If Tracey Crisp's novel, Black Dust Dancing, is characterised by the pauses and little actions of everyday life, then Kate De Goldi's novel, The 10pm Question, is all about the slow reveal. So much so, that to tell you about some of the key points of the novel is to spoil the process of revelation. So I shall be careful about what I say here: I will reveal some, but only the necessary, and leave some for you to read for yourself. Because you ought to read this novel.
The 10pm Question is seen through the eyes of Frankie, a 12 year old boy. His life seems normal, just the everyday activities of a boy and his family, even if overlaid by his anxiety. He has responsibilities, and he worries. Constantly. Mostly, he worries about his mother.

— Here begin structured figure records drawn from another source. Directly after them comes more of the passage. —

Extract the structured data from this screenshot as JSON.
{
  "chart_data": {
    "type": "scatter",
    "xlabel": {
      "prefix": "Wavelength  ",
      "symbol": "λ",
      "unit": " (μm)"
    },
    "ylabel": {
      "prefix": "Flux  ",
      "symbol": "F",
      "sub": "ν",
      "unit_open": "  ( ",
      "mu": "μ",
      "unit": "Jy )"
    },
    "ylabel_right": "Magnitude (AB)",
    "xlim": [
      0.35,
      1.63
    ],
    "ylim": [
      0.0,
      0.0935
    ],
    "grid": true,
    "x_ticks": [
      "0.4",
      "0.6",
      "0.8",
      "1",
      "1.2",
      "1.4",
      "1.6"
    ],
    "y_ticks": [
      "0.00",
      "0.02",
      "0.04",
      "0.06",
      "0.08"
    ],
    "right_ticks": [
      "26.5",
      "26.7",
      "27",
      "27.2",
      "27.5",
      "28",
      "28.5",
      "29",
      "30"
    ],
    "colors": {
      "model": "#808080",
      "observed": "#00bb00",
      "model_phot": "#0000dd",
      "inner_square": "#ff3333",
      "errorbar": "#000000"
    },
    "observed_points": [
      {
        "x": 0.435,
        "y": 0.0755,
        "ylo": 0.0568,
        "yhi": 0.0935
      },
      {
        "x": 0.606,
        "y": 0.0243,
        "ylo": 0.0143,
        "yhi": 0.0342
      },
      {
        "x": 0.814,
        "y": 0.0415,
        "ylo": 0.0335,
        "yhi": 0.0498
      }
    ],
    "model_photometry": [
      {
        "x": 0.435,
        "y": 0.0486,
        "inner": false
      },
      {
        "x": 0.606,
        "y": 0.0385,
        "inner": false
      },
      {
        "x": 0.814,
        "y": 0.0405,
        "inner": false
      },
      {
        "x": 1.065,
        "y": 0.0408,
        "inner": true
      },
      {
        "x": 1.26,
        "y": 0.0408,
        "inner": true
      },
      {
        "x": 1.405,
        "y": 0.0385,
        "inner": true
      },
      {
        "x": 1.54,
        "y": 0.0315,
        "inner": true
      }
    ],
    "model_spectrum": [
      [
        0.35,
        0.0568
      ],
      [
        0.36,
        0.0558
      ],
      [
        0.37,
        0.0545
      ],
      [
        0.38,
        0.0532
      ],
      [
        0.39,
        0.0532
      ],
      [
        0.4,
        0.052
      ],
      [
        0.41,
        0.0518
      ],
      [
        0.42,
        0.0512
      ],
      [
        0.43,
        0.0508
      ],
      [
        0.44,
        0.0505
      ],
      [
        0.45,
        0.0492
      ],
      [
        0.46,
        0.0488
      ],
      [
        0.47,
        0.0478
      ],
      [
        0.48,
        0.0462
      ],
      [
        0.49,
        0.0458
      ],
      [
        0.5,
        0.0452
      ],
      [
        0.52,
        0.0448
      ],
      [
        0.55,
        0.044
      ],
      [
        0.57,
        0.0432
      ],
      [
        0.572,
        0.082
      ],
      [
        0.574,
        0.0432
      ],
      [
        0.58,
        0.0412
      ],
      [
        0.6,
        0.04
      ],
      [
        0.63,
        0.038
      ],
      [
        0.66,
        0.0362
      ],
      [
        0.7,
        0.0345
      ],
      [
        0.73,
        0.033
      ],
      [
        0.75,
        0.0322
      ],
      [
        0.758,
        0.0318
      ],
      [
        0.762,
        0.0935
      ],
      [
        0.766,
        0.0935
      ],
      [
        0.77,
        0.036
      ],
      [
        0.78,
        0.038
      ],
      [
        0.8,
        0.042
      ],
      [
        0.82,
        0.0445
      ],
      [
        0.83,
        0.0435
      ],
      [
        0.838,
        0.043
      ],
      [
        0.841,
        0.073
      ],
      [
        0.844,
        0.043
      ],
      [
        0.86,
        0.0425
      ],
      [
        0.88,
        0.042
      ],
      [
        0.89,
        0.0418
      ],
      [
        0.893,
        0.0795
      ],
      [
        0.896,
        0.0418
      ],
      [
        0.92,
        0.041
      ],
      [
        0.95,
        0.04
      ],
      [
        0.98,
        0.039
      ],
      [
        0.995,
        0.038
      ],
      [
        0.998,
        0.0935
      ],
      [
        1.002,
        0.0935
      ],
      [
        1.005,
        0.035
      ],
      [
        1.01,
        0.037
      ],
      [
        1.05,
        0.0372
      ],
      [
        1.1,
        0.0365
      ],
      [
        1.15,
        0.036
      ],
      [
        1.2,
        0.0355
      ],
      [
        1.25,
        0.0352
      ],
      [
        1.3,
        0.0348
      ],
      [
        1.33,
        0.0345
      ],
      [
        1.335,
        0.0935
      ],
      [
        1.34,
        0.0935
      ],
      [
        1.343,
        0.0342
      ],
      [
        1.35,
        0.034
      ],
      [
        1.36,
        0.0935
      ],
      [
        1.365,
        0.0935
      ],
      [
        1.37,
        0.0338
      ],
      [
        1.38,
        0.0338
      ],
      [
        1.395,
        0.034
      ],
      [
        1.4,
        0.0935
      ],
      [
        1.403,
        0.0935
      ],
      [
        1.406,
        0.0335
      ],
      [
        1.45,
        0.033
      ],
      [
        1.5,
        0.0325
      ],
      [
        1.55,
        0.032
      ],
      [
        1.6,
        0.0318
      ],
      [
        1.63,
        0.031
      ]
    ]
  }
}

This is the point at which you should stop reading if you plan to read this book for yourself. At this point, I'm going to give a reveal. It doesn't ruin the plot, but I can't write about this book without revealing why Frankie worries about his mother.
Frankie's Mum has a mental illness. It constrains her life, and affects every member of the family, in different ways. Not in frightening ways. But in ways that push Frankie and his sister and his brother, and Uncle George.
This is where Kate De Goldi writes about mental illness so well. As I read the novel, it took me some time to realise that Frankie's mum, Francie, has a mental illness. Bit by bit I realised that something was not quite usual with Frankie's world. I realised that his mum was not a standard mum, and then I realised that she had a mental illness, and only after quite some time did I work out the exact nature of her illness. It was like real life, when we first assume that someone we have just met is a standard issue person, and then we realise that something is a bit unusual, and then that the person may have a mental health problem, and then, possibly, work out a little about the nature of a problem. In real life, a person's mental illness is often a slow reveal, to themselves, and to the people around them. Kate De Goldi has mirrored this slow reveal in the way she has written this novel.
De Goldi doesn't shy away from the difficulties of mental illness, for the person who has it, and for the people around her or him. When Frankie finally flies to his great aunts (three women of large size and large personality), the eldest aunt doesn't try to smooth over the problems, to pretend that they don't exist.
"Oh Frankie," she sighed. "Isn't it hard?"
That's one of the things I like about this book. It doesn't try to pretend that illness is easy, that everyone can just take the pills and be happy. Kate de Goldi's characters cope, but there are costs for each of them too. Above all, there are costs for Francie. She has found a way of living, a way of managing, a way of being... content, even if not happy per se. But there are costs. Fancie is no super-crip. She's just an ordinary woman, who copes as best she can with the way her life has turned out.
I also like Frankie's perspective. He seems to me to be a thorough-going twelve year old, full of plans and rituals and speculations. It was fun to see the world through a twelve-year-old's eyes, to see things that he didn't, and realise that he saw things that I simply could not perceive.
You should read this book. It's entertaining, but it's also thought-provoking. And it is instructive. Not in the sense of being didactic, or moralistic, at all. But in the sense of revealing aspects of the way that human beings can be, with sympathy, and without judgement.
My daughter, Ms Twelve, read this book too, and loved it. It's well within the reach of a perceptive twelve year old, 'though I suspect that she will find more in it if she reads it again when she is older.
3 comments:
I would love to read this, and think it would be good for my kids when they are bigger to show that what happens to Mama is normal for some families if that makes sense...
might have to go looking for this book
You probably know this already, Deborah, but Kate has just been awarded the Michael King fellowship. I was lucky enough to be at the function on Monday night where she officially received it, with Kim Hill 9who was MC) cheering her on. Terrific, eh!
Excellent! This is the first book of hers that I've read, but I'll be looking for more.